Doloroso è il ricordo legato alle dimissioni da vescovo della Diocesi, annunciate il 30 novembre del ’69. Hanno influito certamente il peso di una malattia cardiaca, causa della sua precoce morte, ma anche la fatica legata a una vicenda di cronaca, che non rese onore all’instancabile lavoratore nella vigna del Signore. Saltò alla ribalta della stampa, non solo locale, il suo gesto paterno di benedire le nozze di un sacerdote “dispensato” dal ministero. Oggi l’episodio passerebbe inosservato, ma ai tempi non fu così. È probabile che l’amarezza per questo avvenimento, insieme alle preoccupazioni per il cuore affaticato di un “transatlantico che si muove nel Naviglio” (come lui si definiva a memoria del rev. don Carlo Bolchi), lo portarono a ritirarsi in punta di piedi.

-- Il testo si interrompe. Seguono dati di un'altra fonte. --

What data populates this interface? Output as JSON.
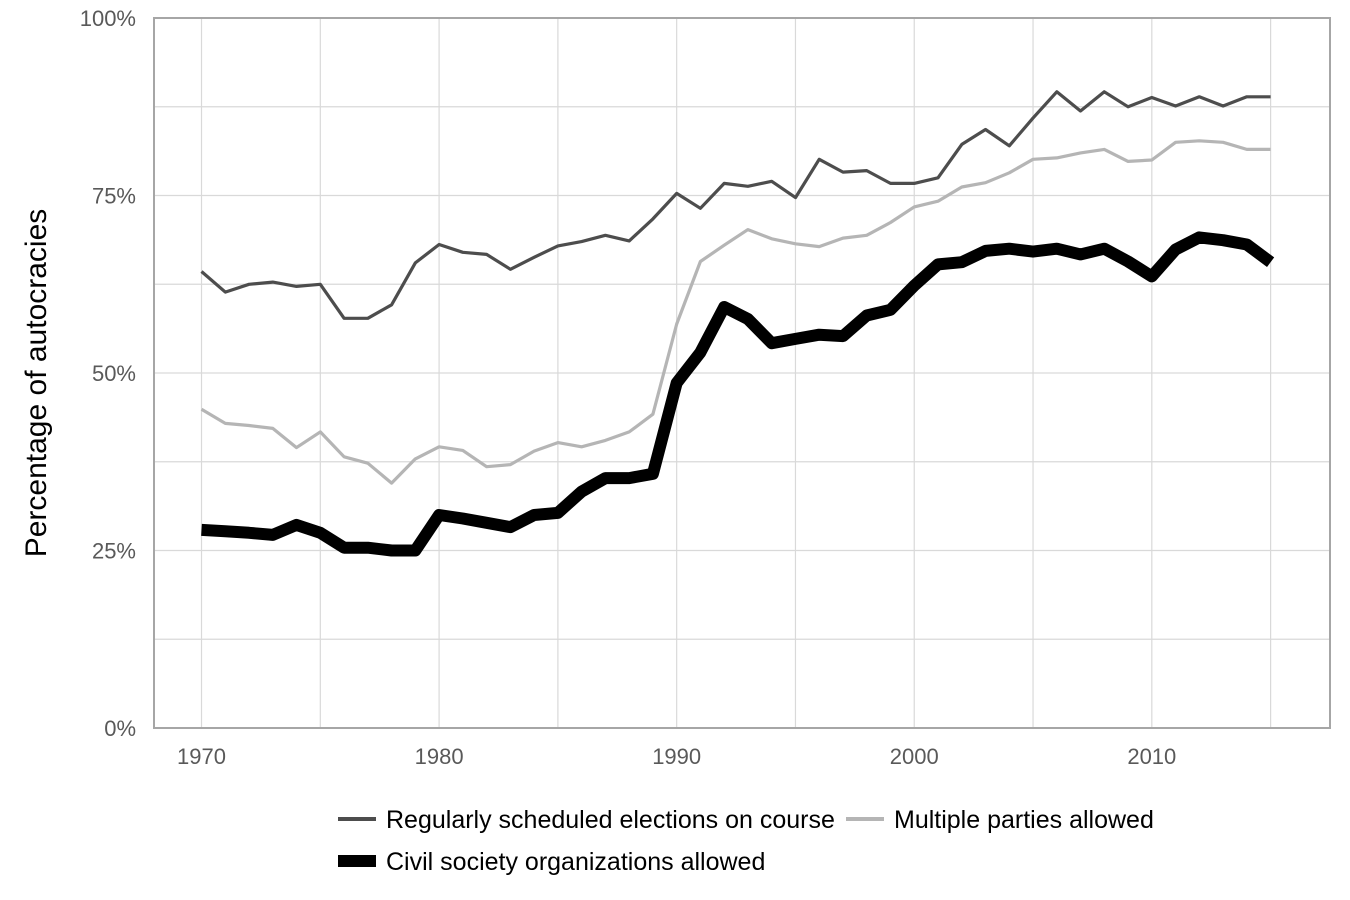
{
  "chart_data": {
    "type": "line",
    "title": "",
    "xlabel": "",
    "ylabel": "Percentage of autocracies",
    "x": [
      1970,
      1971,
      1972,
      1973,
      1974,
      1975,
      1976,
      1977,
      1978,
      1979,
      1980,
      1981,
      1982,
      1983,
      1984,
      1985,
      1986,
      1987,
      1988,
      1989,
      1990,
      1991,
      1992,
      1993,
      1994,
      1995,
      1996,
      1997,
      1998,
      1999,
      2000,
      2001,
      2002,
      2003,
      2004,
      2005,
      2006,
      2007,
      2008,
      2009,
      2010,
      2011,
      2012,
      2013,
      2014,
      2015
    ],
    "xlim": [
      1968,
      2017.5
    ],
    "ylim": [
      0,
      100
    ],
    "xticks": [
      1970,
      1980,
      1990,
      2000,
      2010
    ],
    "xtick_labels": [
      "1970",
      "1980",
      "1990",
      "2000",
      "2010"
    ],
    "yticks": [
      0,
      25,
      50,
      75,
      100
    ],
    "ytick_labels": [
      "0%",
      "25%",
      "50%",
      "75%",
      "100%"
    ],
    "grid": true,
    "legend_position": "bottom",
    "series": [
      {
        "name": "Regularly scheduled elections on course",
        "color": "#4d4d4d",
        "values": [
          64.3,
          61.4,
          62.5,
          62.8,
          62.2,
          62.5,
          57.7,
          57.7,
          59.6,
          65.5,
          68.1,
          67.0,
          66.7,
          64.6,
          66.3,
          67.9,
          68.5,
          69.4,
          68.6,
          71.7,
          75.3,
          73.2,
          76.7,
          76.3,
          77.0,
          74.7,
          80.1,
          78.3,
          78.5,
          76.7,
          76.7,
          77.5,
          82.2,
          84.3,
          82.0,
          85.9,
          89.6,
          86.9,
          89.6,
          87.5,
          88.8,
          87.6,
          88.9,
          87.6,
          88.9,
          88.9
        ]
      },
      {
        "name": "Multiple parties allowed",
        "color": "#b5b5b5",
        "values": [
          44.9,
          42.9,
          42.6,
          42.2,
          39.5,
          41.7,
          38.2,
          37.3,
          34.5,
          37.9,
          39.6,
          39.1,
          36.8,
          37.1,
          39.0,
          40.2,
          39.6,
          40.5,
          41.7,
          44.2,
          56.9,
          65.7,
          68.0,
          70.2,
          68.9,
          68.2,
          67.8,
          69.0,
          69.4,
          71.2,
          73.4,
          74.2,
          76.2,
          76.8,
          78.2,
          80.1,
          80.3,
          81.0,
          81.5,
          79.8,
          80.0,
          82.5,
          82.7,
          82.5,
          81.5,
          81.5
        ]
      },
      {
        "name": "Civil society organizations allowed",
        "color": "#000000",
        "values": [
          27.9,
          27.7,
          27.5,
          27.2,
          28.6,
          27.5,
          25.4,
          25.4,
          25.0,
          25.0,
          30.0,
          29.5,
          28.9,
          28.3,
          30.0,
          30.3,
          33.3,
          35.2,
          35.2,
          35.8,
          48.6,
          52.9,
          59.3,
          57.6,
          54.2,
          54.8,
          55.4,
          55.2,
          58.1,
          58.9,
          62.3,
          65.3,
          65.6,
          67.2,
          67.5,
          67.1,
          67.5,
          66.7,
          67.5,
          65.7,
          63.6,
          67.4,
          69.1,
          68.7,
          68.1,
          65.6
        ]
      }
    ]
  }
}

A seguito della morte, in un trafiletto riportato nel settimanale dertonino, si afferma che Mons. Rossi volle lasciare alla Chiesa tortonese la sua croce pettorale. Tale notizia al momento è ancora da verificare nei fatti.

Qualche tempo dopo, il 2 aprile del 1973, in sua memoria, a Milano fu eseguito un concerto dalla corale della parrocchia San Michele e Santa Rita, della quale Mons. Francesco era stato parroco. In rappresentanza della nostra Diocesi erano presenti il sacerdote mons. Lino Zucchi e lo stesso Pestarino. Per concludere, prendo ancora una volta in prestito le parole di Mons. Agnes: a distanza di oltre mezzo secolo, emerge l’immagine di un “Vescovo Galantuomo”, che seppe dar seguito, nella sua vita, al motto episcopale annunciato in cattedrale il giorno del suo ingresso: “Dominus regnat, exultet terra”.